The sponsor of an Idaho mandatory ultrasound bill, state Sen. Chuck Winder, made some highly controversial comments Monday during his closing arguments, suggesting women might falsely use rape as an excuse to obtain an abortion.
Just before the Idaho's Senate passed the bill, which requires woman to have an ultrasound prior to obtaining an abortion, opponents of the bill pointed out that it makes no exception for rape victims, incest victims or women in medical emergencies.
Winder, a Republican from Boise, responded to those concerns by raising the question of whether women understand when they have been raped.
“Rape and incest was used as a reason to oppose this," Winder said on the Senate floor. "I would hope that when a woman goes in to a physician with a rape issue, that physician will indeed ask her about perhaps her marriage, was this pregnancy caused by normal relations in a marriage or was it truly caused by a rape. I assume that's part of the counseling that goes on.”
Women reported 84,767 "forcible rapes" in the United States in 2010, according to the FBI's most recent Uniform Crime Report; the figure does not include statutory rape, incest or any other kind of rape that falls outside the FBI's narrow definition of the crime.
If Winder's mandatory ultrasound bill becomes law, a victim of rape or incest or a woman with a medical emergency who is seeking an abortion must obtain an ultrasound first and the state will provide a list of providers.
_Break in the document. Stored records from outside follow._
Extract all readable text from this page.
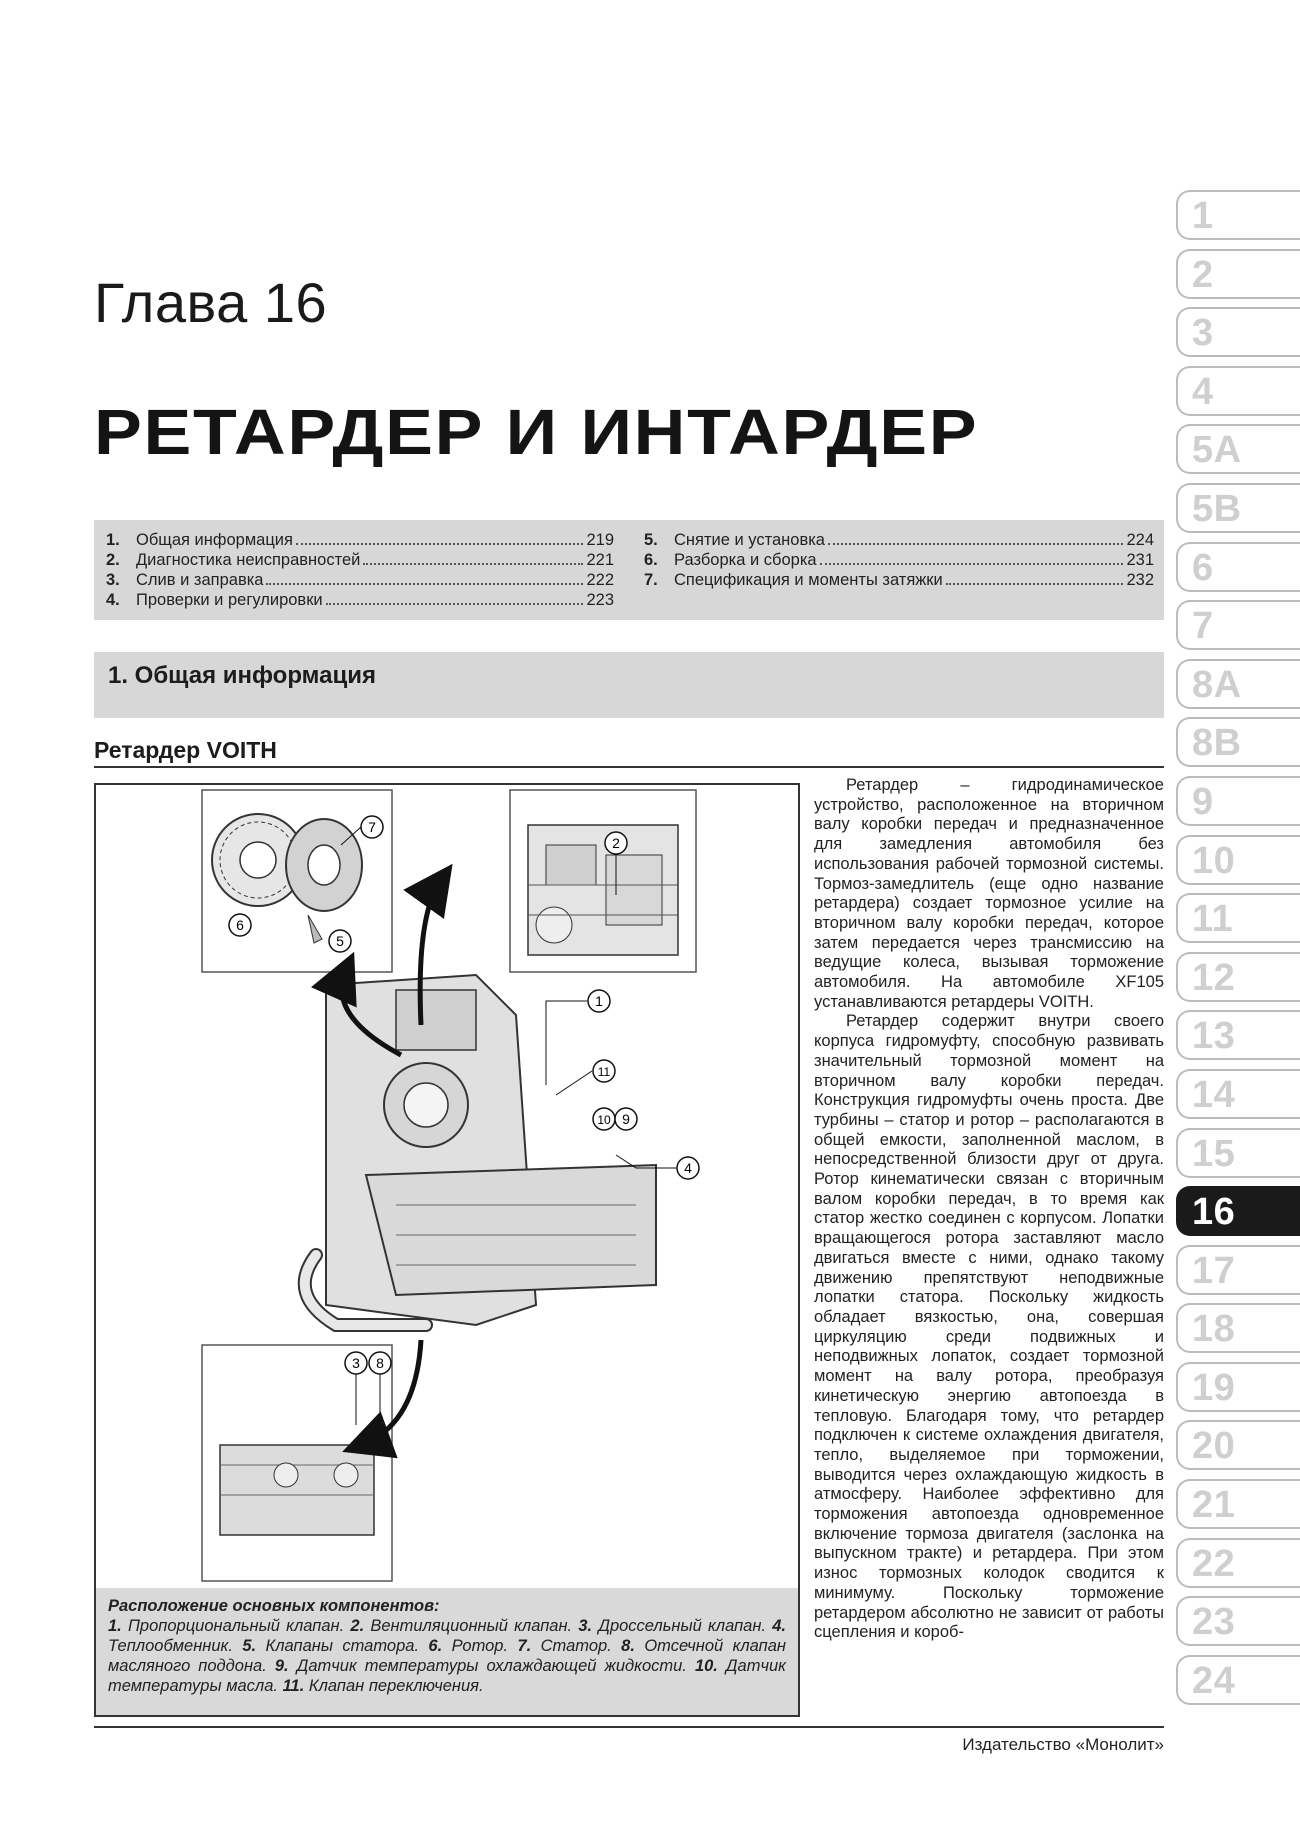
Глава 16
РЕТАРДЕР И ИНТАРДЕР
1. Общая информация	219
2. Диагностика неисправностей	221
3. Слив и заправка	222
4. Проверки и регулировки	223
5. Снятие и установка	224
6. Разборка и сборка	231
7. Спецификация и моменты затяжки	232
1. Общая информация
Ретардер VOITH
6
7
5
2
1
11
10 9
4
3 8
Расположение основных компонентов:
1. Пропорциональный клапан. 2. Вентиляционный клапан. 3. Дроссельный клапан. 4. Теплообменник. 5. Клапаны статора. 6. Ротор. 7. Статор. 8. Отсечной клапан масляного поддона. 9. Датчик температуры охлаждающей жидкости. 10. Датчик температуры масла. 11. Клапан переключения.

Ретардер – гидродинамическое устройство, расположенное на вторичном валу коробки передач и предназначенное для замедления автомобиля без использования рабочей тормозной системы. Тормоз-замедлитель (еще одно название ретардера) создает тормозное усилие на вторичном валу коробки передач, которое затем передается через трансмиссию на ведущие колеса, вызывая торможение автомобиля. На автомобиле XF105 устанавливаются ретардеры VOITH.

Ретардер содержит внутри своего корпуса гидромуфту, способную развивать значительный тормозной момент на вторичном валу коробки передач. Конструкция гидромуфты очень проста. Две турбины – статор и ротор – располагаются в общей емкости, заполненной маслом, в непосредственной близости друг от друга. Ротор кинематически связан с вторичным валом коробки передач, в то время как статор жестко соединен с корпусом. Лопатки вращающегося ротора заставляют масло двигаться вместе с ними, однако такому движению препятствуют неподвижные лопатки статора. Поскольку жидкость обладает вязкостью, она, совершая циркуляцию среди подвижных и неподвижных лопаток, создает тормозной момент на валу ротора, преобразуя кинетическую энергию автопоезда в тепловую. Благодаря тому, что ретардер подключен к системе охлаждения двигателя, тепло, выделяемое при торможении, выводится через охлаждающую жидкость в атмосферу. Наиболее эффективно для торможения автопоезда одновременное включение тормоза двигателя (заслонка на выпускном тракте) и ретардера. При этом износ тормозных колодок сводится к минимуму. Поскольку торможение ретардером абсолютно не зависит от работы сцепления и короб-

Издательство «Монолит»
1
2
3
4
5A
5B
6
7
8A
8B
9
10
11
12
13
14
15
16
17
18
19
20
21
22
23
24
Nearly every provider of free ultrasounds in Idaho is a "crisis pregnancy center," which aims to dissuade women from having an abortion. The woman would also have to obtain from a doctor a second ultrasound, which would involve an invasive transvaginal procedure if she is in her first trimester of pregnancy. Even if she averts her eyes from the ultrasound image and refuses to listen to the fetal heartbeat, she would have to hear the doctor describe the fetus in detail.
Proponents of the bill describe it as one more way to protect "unborn children," with the assumption that the ultrasound procedure and anti-abortion counseling might sway women against having an abortion. Opponents argue that it forces doctors to perform medically unnecessary procedures and contributes to the emotional anguish of women who have already made a very difficult decision.
One woman wrote last week about her painful experience with Texas' new mandatory ultrasound law in the Texas Observer, in which she had to listen to a doctor describe the gravely ill fetus that she had sought to abort to protect her own health.
The state Senate voted 23 to 12 to pass the controversial ultrasound bill on Monday, with all seven Democrats and five Republicans against it. The Republican-controlled House is also expected to pass the measure.
“Fellow senators, as a woman and as a person of faith, this bill makes me want to cry," said state Sen. Diane Bilyeu, a Democrat. "I want an end to abortion as well as all of you do, and I am totally opposed to abortion except in the case of rape, incest or the life of the mother. But I find this bill to be intrusive into my faith, and it is punitive as a woman.”